Customer personal data
Internal admin URLs
API endpoints or developer documentation
Prices or inventory data you do not want publicly indexed
Pages behind authentication

The Relationship Between LLMs.txt and robots.txt

LLMs.txt and robots.txt serve complementary purposes:

| | robots.txt | LLMs.txt | |---|---|---| | Purpose | Tells crawlers what to avoid | Tells AI what to prioritize | | Audience | Search engine bots | AI language models | | Tone | Restrictive (disallow) | Promotional (here is our best content) | | Format | Custom syntax | Markdown | | Location | /robots.txt | /llms.txt |

They do not conflict. Your robots.txt might block crawlers from /admin/ and /cart/ pages while your llms.txt highlights your best product and content pages. Use both.

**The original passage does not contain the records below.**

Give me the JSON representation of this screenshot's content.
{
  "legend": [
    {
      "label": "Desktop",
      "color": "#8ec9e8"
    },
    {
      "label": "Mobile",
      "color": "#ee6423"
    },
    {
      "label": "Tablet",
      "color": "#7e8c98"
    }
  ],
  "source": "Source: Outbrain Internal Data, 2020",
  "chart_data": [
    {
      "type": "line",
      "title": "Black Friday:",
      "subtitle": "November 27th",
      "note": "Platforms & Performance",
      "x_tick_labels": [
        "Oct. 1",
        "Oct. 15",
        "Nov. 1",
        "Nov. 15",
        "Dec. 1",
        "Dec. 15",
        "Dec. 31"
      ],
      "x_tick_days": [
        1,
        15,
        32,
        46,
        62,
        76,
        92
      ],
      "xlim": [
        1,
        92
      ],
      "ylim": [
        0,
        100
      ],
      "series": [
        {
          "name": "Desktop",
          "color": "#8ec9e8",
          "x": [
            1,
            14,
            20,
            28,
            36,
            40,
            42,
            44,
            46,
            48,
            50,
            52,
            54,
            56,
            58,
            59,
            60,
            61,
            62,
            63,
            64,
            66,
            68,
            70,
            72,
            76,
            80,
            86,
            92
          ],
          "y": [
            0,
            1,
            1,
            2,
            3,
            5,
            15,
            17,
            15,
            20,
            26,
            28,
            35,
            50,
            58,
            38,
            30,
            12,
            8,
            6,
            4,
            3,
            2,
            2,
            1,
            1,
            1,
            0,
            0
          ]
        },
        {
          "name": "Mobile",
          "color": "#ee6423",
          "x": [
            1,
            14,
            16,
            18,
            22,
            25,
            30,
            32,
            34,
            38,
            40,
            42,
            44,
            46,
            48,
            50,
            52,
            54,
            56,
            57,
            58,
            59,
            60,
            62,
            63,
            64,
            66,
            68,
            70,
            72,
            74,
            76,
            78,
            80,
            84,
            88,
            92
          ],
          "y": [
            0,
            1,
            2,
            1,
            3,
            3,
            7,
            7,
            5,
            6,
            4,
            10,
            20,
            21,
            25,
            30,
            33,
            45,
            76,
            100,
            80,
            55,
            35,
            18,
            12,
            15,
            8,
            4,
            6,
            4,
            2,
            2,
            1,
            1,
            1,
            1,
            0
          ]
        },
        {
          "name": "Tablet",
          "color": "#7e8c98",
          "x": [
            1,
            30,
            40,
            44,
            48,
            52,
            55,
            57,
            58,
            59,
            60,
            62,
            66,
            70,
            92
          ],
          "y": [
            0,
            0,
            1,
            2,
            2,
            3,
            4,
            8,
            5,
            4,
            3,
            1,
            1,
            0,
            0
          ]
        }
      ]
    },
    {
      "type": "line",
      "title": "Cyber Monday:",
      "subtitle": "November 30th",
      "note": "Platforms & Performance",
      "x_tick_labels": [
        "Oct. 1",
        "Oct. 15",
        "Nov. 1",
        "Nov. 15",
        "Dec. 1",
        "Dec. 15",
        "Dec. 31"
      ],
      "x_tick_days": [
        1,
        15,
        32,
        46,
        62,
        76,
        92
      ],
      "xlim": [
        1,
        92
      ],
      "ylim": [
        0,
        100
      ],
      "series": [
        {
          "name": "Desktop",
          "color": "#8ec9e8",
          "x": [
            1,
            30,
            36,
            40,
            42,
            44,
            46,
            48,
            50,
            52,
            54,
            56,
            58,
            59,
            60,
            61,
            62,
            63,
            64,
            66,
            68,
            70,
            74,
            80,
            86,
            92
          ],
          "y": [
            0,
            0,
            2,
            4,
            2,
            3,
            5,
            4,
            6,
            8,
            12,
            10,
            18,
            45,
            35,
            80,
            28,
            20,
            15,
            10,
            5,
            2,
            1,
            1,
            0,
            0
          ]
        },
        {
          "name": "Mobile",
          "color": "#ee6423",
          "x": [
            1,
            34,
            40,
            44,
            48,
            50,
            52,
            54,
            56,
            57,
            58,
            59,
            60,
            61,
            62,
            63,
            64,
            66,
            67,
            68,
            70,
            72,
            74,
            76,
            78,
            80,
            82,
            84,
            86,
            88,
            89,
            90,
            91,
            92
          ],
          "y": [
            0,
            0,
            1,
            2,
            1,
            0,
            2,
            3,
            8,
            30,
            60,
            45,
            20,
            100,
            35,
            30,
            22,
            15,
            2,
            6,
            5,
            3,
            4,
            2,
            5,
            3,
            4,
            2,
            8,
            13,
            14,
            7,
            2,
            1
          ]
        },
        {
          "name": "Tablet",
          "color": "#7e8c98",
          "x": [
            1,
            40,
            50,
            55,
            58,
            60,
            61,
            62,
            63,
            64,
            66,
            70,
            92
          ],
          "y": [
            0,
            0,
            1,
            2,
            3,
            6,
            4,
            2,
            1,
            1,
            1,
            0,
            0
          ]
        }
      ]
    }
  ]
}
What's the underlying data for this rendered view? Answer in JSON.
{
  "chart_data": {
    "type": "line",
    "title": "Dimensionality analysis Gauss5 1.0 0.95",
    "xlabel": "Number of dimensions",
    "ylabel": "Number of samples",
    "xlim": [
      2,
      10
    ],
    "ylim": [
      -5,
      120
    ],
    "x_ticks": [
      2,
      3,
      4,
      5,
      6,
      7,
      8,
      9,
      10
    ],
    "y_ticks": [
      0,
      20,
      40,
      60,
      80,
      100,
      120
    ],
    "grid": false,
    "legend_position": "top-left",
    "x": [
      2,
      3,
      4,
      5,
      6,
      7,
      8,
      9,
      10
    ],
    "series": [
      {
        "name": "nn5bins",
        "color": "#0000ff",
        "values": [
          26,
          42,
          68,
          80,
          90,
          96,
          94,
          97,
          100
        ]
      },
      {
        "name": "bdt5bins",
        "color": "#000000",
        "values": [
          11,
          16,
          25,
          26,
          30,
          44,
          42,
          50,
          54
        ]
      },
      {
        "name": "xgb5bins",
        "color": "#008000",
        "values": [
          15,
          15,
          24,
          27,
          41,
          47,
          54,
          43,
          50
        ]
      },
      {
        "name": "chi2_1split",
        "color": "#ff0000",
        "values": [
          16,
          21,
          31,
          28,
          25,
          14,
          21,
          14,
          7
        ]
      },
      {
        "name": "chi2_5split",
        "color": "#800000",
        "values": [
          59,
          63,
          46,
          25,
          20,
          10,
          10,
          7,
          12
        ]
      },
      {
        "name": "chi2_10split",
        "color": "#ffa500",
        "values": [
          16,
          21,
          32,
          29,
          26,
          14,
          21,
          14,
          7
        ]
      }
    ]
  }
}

One critical point: if your robots.txt blocks AI crawlers, your llms.txt is invisible to them. Among the top 10,000 domains, 14% already block AI bots via robots.txt. Before implementing llms.txt, audit your robots.txt to make sure you are not blocking the crawlers you want to reach.

Keeping LLMs.txt Current

Your llms.txt file should be updated whenever you:

Add or remove a major product category
Launch a flagship product
Publish significant educational content
Change shipping or return policies
Update contact information

A stale llms.txt is better than no llms.txt, but a current one signals to AI systems that the information is reliable. If possible, automate the generation from your product catalog and CMS. Several Shopify apps handle this automatically, regenerating the file as your catalog changes.

The Bottom Line

The research is clear: llms.txt does not currently drive AI citations in any measurable way. SE Ranking's 300,000-domain study, OtterlyAI's 90-day experiment, and multiple independent audits all point to the same conclusion. No major AI platform has confirmed it reads these files for citation or ranking purposes.

But the standard is barely 18 months old, adoption crossed 844,000 sites, Google referenced it in their A2A protocol, and AI agents are becoming more autonomous every quarter. The cost of implementation is an hour of work. The cost of ignoring it — if the standard gains traction with AI shopping agents — could be significant.

Implement llms.txt. Just do not expect it to be a silver bullet. The stores that win AI citations are the ones with genuine authority: deep content, strong backlink profiles, structured data, and consistent mentions across the web. LLMs.txt is one small piece of that puzzle, and right now it is a bet on the future more than a lever for today.